Some facts about Nigeria
In the classroom - photo: P. Wittmann
Nigeria is a country located in West Africa. With a total population of roughly 158 million, Nigeria is now one of the world's most populous nations and by far the most populous on the African continent. Over 24 Nigerian cities have a population that exceeds 100,000 inhabitants. However, owing to the HIV/AIDS pandemic, life expectancy is fairly low and mortality rates remain high.
Nigeria is rich in petroleum, natural gas, tin and coal. Fuels and mining products account for roughly 97 per cent of all exports. Although Nigeria is one of Africa's leading oil producers, more than half of its people live in crippling poverty. Academics say Nigeria is a prime example of the "resource curse": oil has not only boosted the GDP but also the occurrence of violence through the distortion of the national economy. Decades of oil production have not resulted in much needed sustainable socioeconomic development and better living conditions for the majority of Nigerians. The current poverty rate actually exceeds that of the period before the first oil boom in the 1970s.
Nigeria has become a major transit point for heroin and cocaine intended for the European, North American and East Asian markets.
HIV/AIDS and high levels of poverty mark the lives of millions
Rich in natural resources, Nigeria has been hobbled by high crime rates, harsh socioeconomic conditions and political instability. With roughly 63 per cent of the population living in crippling poverty, vast parts of Nigeria have become increasingly crime-ridden and dangerous. Hundreds of thousands in Nigeria continue to live in shacks, without access to sanitation, sewage systems and potable water. In fact, only 28 per cent of the population in rural areas have access to drinking water.
About 34 per cent of worldwide HIV infections are concentrated in only 10 African countries, including Nigeria. The extent to which the disease marks the lives of the Nigerian people is beyond comparison. Around 3.3 million are living with HIV/AIDS and 220,000 die from it every year. The adult prevalence rate is as high as 3.6 per cent - one of the highest in the world.
Over recent years, health professionals have noticed changing attitudes with regards to contraception. In the predominantly Muslim north, contraceptive use has gone up as many religious leaders decided to use their influence to promote reproductive health - important in a country characterized by a fairly high fertility rate of 4.73 children per woman.
Situation of the children in Nigeria
Around 15 million children under the age of 14 work in Nigeria, many of them under extremely hazardous conditions. They do so for little or no pay while missing out on a decent education.
Playing with a truck tyre - photo: SOS Archives
The number of children engaged in labour activities has increased steadily since the 1970s, partly owing to the country's oil boom and high levels of poverty. In public spaces, they sell merchandise, shine shoes or wash feet. Others work in agriculture or in the cotton industry where they are sometimes exposed to toxic fumes and dangerous machinery.
The number of orphaned children in the country has gone up to an estimated 12 million. Thousands roam the streets without having a place to sleep. They engage in petty crime or beg in order to survive.
In Nigeria, around 360,000 children live with HIV/AIDS. The pandemic is one of the greatest threats to compliance with child rights. Children whose parents are HIV-positive face multiple vulnerabilities, such as becoming infected themselves, the fear of losing parental care, social discrimination and neglect. Overall, HIV/AIDS is a major cause of the deepening poverty in the country.
Human trafficking from Nigeria to Europe is another pressing issue. Thousands of young Nigerian girls are trafficked to Western Europe every year. The majority of them are lured into commercial sex work with tales of riches in wealthy Europe. Experts say that child trafficking from Africa to Europe has become modern-day slavery.

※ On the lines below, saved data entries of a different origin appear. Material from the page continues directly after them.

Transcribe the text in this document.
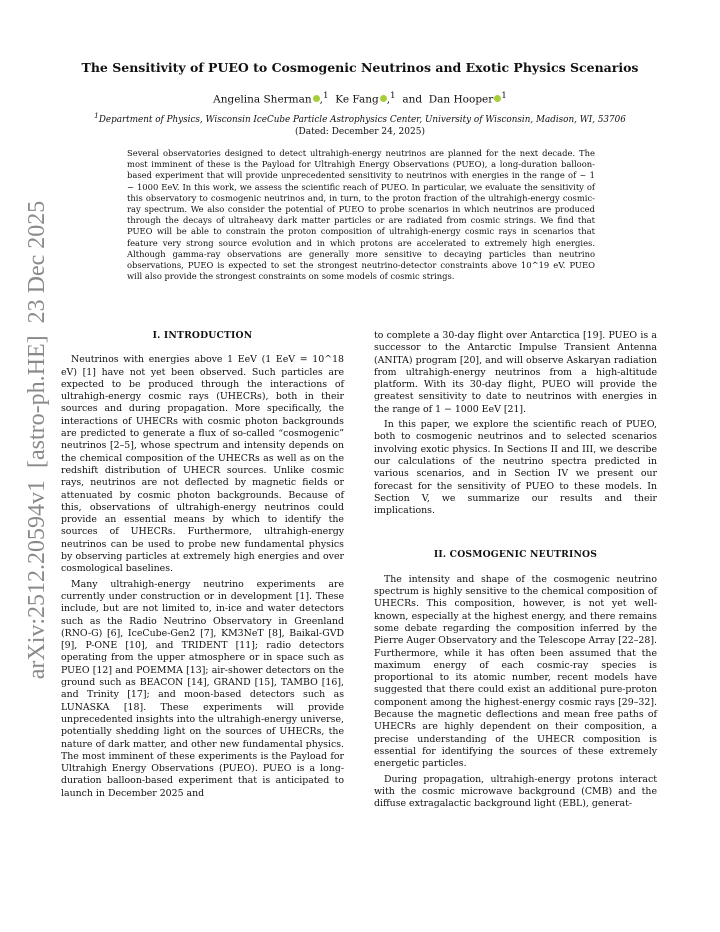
arXiv:2512.20594v1  [astro-ph.HE]  23 Dec 2025
The Sensitivity of PUEO to Cosmogenic Neutrinos and Exotic Physics Scenarios
Angelina Sherman ,$^1$ Ke Fang ,$^1$ and Dan Hooper $^1$
$^1$Department of Physics, Wisconsin IceCube Particle Astrophysics Center, University of Wisconsin, Madison, WI, 53706
(Dated: December 24, 2025)
Several observatories designed to detect ultrahigh-energy neutrinos are planned for the next decade. The most imminent of these is the Payload for Ultrahigh Energy Observations (PUEO), a long-duration balloon-based experiment that will provide unprecedented sensitivity to neutrinos with energies in the range of ~ 1 − 1000 EeV. In this work, we assess the scientific reach of PUEO. In particular, we evaluate the sensitivity of this observatory to cosmogenic neutrinos and, in turn, to the proton fraction of the ultrahigh-energy cosmic-ray spectrum. We also consider the potential of PUEO to probe scenarios in which neutrinos are produced through the decays of ultraheavy dark matter particles or are radiated from cosmic strings. We find that PUEO will be able to constrain the proton composition of ultrahigh-energy cosmic rays in scenarios that feature very strong source evolution and in which protons are accelerated to extremely high energies. Although gamma-ray observations are generally more sensitive to decaying particles than neutrino observations, PUEO is expected to set the strongest neutrino-detector constraints above 10^19 eV. PUEO will also provide the strongest constraints on some models of cosmic strings.
I. INTRODUCTION

Neutrinos with energies above 1 EeV (1 EeV = 10^18 eV) [1] have not yet been observed. Such particles are expected to be produced through the interactions of ultrahigh-energy cosmic rays (UHECRs), both in their sources and during propagation. More specifically, the interactions of UHECRs with cosmic photon backgrounds are predicted to generate a flux of so-called “cosmogenic” neutrinos [2–5], whose spectrum and intensity depends on the chemical composition of the UHECRs as well as on the redshift distribution of UHECR sources. Unlike cosmic rays, neutrinos are not deflected by magnetic fields or attenuated by cosmic photon backgrounds. Because of this, observations of ultrahigh-energy neutrinos could provide an essential means by which to identify the sources of UHECRs. Furthermore, ultrahigh-energy neutrinos can be used to probe new fundamental physics by observing particles at extremely high energies and over cosmological baselines.

Many ultrahigh-energy neutrino experiments are currently under construction or in development [1]. These include, but are not limited to, in-ice and water detectors such as the Radio Neutrino Observatory in Greenland (RNO-G) [6], IceCube-Gen2 [7], KM3NeT [8], Baikal-GVD [9], P-ONE [10], and TRIDENT [11]; radio detectors operating from the upper atmosphere or in space such as PUEO [12] and POEMMA [13]; air-shower detectors on the ground such as BEACON [14], GRAND [15], TAMBO [16], and Trinity [17]; and moon-based detectors such as LUNASKA [18]. These experiments will provide unprecedented insights into the ultrahigh-energy universe, potentially shedding light on the sources of UHECRs, the nature of dark matter, and other new fundamental physics. The most imminent of these experiments is the Payload for Ultrahigh Energy Observations (PUEO). PUEO is a long-duration balloon-based experiment that is anticipated to launch in December 2025 and

to complete a 30-day flight over Antarctica [19]. PUEO is a successor to the Antarctic Impulse Transient Antenna (ANITA) program [20], and will observe Askaryan radiation from ultrahigh-energy neutrinos from a high-altitude platform. With its 30-day flight, PUEO will provide the greatest sensitivity to date to neutrinos with energies in the range of 1 − 1000 EeV [21].

In this paper, we explore the scientific reach of PUEO, both to cosmogenic neutrinos and to selected scenarios involving exotic physics. In Sections II and III, we describe our calculations of the neutrino spectra predicted in various scenarios, and in Section IV we present our forecast for the sensitivity of PUEO to these models. In Section V, we summarize our results and their implications.

II. COSMOGENIC NEUTRINOS

The intensity and shape of the cosmogenic neutrino spectrum is highly sensitive to the chemical composition of UHECRs. This composition, however, is not yet well-known, especially at the highest energy, and there remains some debate regarding the composition inferred by the Pierre Auger Observatory and the Telescope Array [22–28]. Furthermore, while it has often been assumed that the maximum energy of each cosmic-ray species is proportional to its atomic number, recent models have suggested that there could exist an additional pure-proton component among the highest-energy cosmic rays [29–32]. Because the magnetic deflections and mean free paths of UHECRs are highly dependent on their composition, a precise understanding of the UHECR composition is essential for identifying the sources of these extremely energetic particles.

During propagation, ultrahigh-energy protons interact with the cosmic microwave background (CMB) and the diffuse extragalactic background light (EBL), generat-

Nigeria remains marked by a fairly high child mortality rate of 138 per 1,000 live births. Although the government has made noticeable efforts in the field of maternal healthcare, much is yet to be done in order to improve the situation of thousands of women and young children. 30 per cent of all Nigerian children under the age of five are underweight.
SOS Children's Villages in Nigeria
SOS Children's Villages began its work in Nigeria in the early 1970s. In late 1980s, the national Nigerian SOS Children's Villages Association was founded as a legal entity, overseeing the activities of SOS Children's Villages in the country.
In 2003/2004, a community assistance project in the city centre of Lagos was set up. It provides the community with skills to master their own lives (First Aid, awareness, counselling and education, assistance for people affected by HIV/AIDS, empowerment of women etc.).
At present, we support Nigerian children and young people by providing loving homes, day care, education and vocational training in five different locations. In 2004, an SOS Family Strengthening Programme was launched in order to support children who are at risk of losing parental care and enable them to grow up in their own families.